I know I use a lot of superlatives when I talk about this but that is the only way to describe the people who've been there and the support I've received. It's all been UNREAL, in the best sense of the word.

How's this for prednisone cheek action.
 Bri and I going out for a bike ride a couple
months after the hospital. It was actually easier
to get on a bike (momentum and all) than to walk.
On a bike you could pedal - coast, coast, coast.
It's also great for the brain and the
recovery process to feel a little wind in your face.
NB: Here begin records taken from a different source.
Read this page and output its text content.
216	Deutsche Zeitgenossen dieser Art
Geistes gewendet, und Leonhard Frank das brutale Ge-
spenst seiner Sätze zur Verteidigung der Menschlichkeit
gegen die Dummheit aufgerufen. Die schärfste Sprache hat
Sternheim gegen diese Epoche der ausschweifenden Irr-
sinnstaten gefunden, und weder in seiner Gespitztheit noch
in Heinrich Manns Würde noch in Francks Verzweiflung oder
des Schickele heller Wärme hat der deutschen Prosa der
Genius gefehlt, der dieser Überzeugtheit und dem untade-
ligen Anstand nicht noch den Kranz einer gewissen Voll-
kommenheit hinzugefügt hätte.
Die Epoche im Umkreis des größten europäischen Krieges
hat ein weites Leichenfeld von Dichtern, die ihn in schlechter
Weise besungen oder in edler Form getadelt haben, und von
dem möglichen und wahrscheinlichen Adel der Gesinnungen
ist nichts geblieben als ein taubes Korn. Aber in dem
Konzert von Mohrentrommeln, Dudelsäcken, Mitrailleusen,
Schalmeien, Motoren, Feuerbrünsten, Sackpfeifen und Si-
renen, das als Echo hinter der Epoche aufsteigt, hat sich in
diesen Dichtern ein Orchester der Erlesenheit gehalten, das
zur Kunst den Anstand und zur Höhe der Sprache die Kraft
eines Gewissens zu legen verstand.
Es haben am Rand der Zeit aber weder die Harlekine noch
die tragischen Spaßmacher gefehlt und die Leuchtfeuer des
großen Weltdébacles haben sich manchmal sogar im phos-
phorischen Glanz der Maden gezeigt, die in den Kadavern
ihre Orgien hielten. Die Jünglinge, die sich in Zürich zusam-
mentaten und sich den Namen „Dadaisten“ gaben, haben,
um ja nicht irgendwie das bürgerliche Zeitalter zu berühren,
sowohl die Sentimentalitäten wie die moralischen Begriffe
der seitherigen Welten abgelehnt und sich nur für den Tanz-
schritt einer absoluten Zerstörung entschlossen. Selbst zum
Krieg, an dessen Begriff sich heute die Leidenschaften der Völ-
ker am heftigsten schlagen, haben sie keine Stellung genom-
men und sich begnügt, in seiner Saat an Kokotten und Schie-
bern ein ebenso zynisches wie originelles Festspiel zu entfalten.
This picture above was taken mid summer. Things kept generally improving until I had an  appointment mid October and my rheumy and I were about to switch from Cyclophosphamide to Methotrexate. A few days before going into the city for my appointment I went and got a flu vaccine - first one in my life, as instructed by my doctors at the hospital in May as I am now immunosupressed girl. I was unhappy to see that the H1N1 vaccine has been incorporated into the flu shot, but went ahead anyways. Two days later I started to get some of the old symptoms again, and within two weeks of getting the shot I was in the hospital with a full blown flare. Back on IV Solumedrol (1000mg the equivalent of more than 1500mg of prednisone) and then to 50mg of pred and having to go through the wean again. On again, off again with the cyclophosphamide as my liver enzymes went through the roof again and the concern was that it's the chemo setting them off. Although in my heart I knew that I'm one of those rare cases where there is liver involvement and at two points had to insist to be put on the chemo drugs again as I could feel very bad things (which could possibly cause permanent long term damage) happening inside my head as the disease went on without being treated. Since going back on my  liver enzymes have stabilized but my inflammation markers are still way up there. I also have constant head pain, sinus pain, nose pain, I'm deaf in my left ear and going deaf in my right ear, there is crazy shooting pain in my right ear and my eyes are not feeling any better. Time to try something new.

The height of the pred face grossness.
End of Nov, 2010. That's my beautiful
sister beside me.
I was in the hospital in the beginning of November and I write this in February of 2011. I've been on cyclophosphamide now since May 10, 2010 - way too long and the possible side effects are NASTY. I have a new rheumatologist and we're about to switch treatment and try and break this thing and get into remission. I hope to add to this page with some positive news of 'spontaneous remission' or a drug induced one, but a remission nevertheless.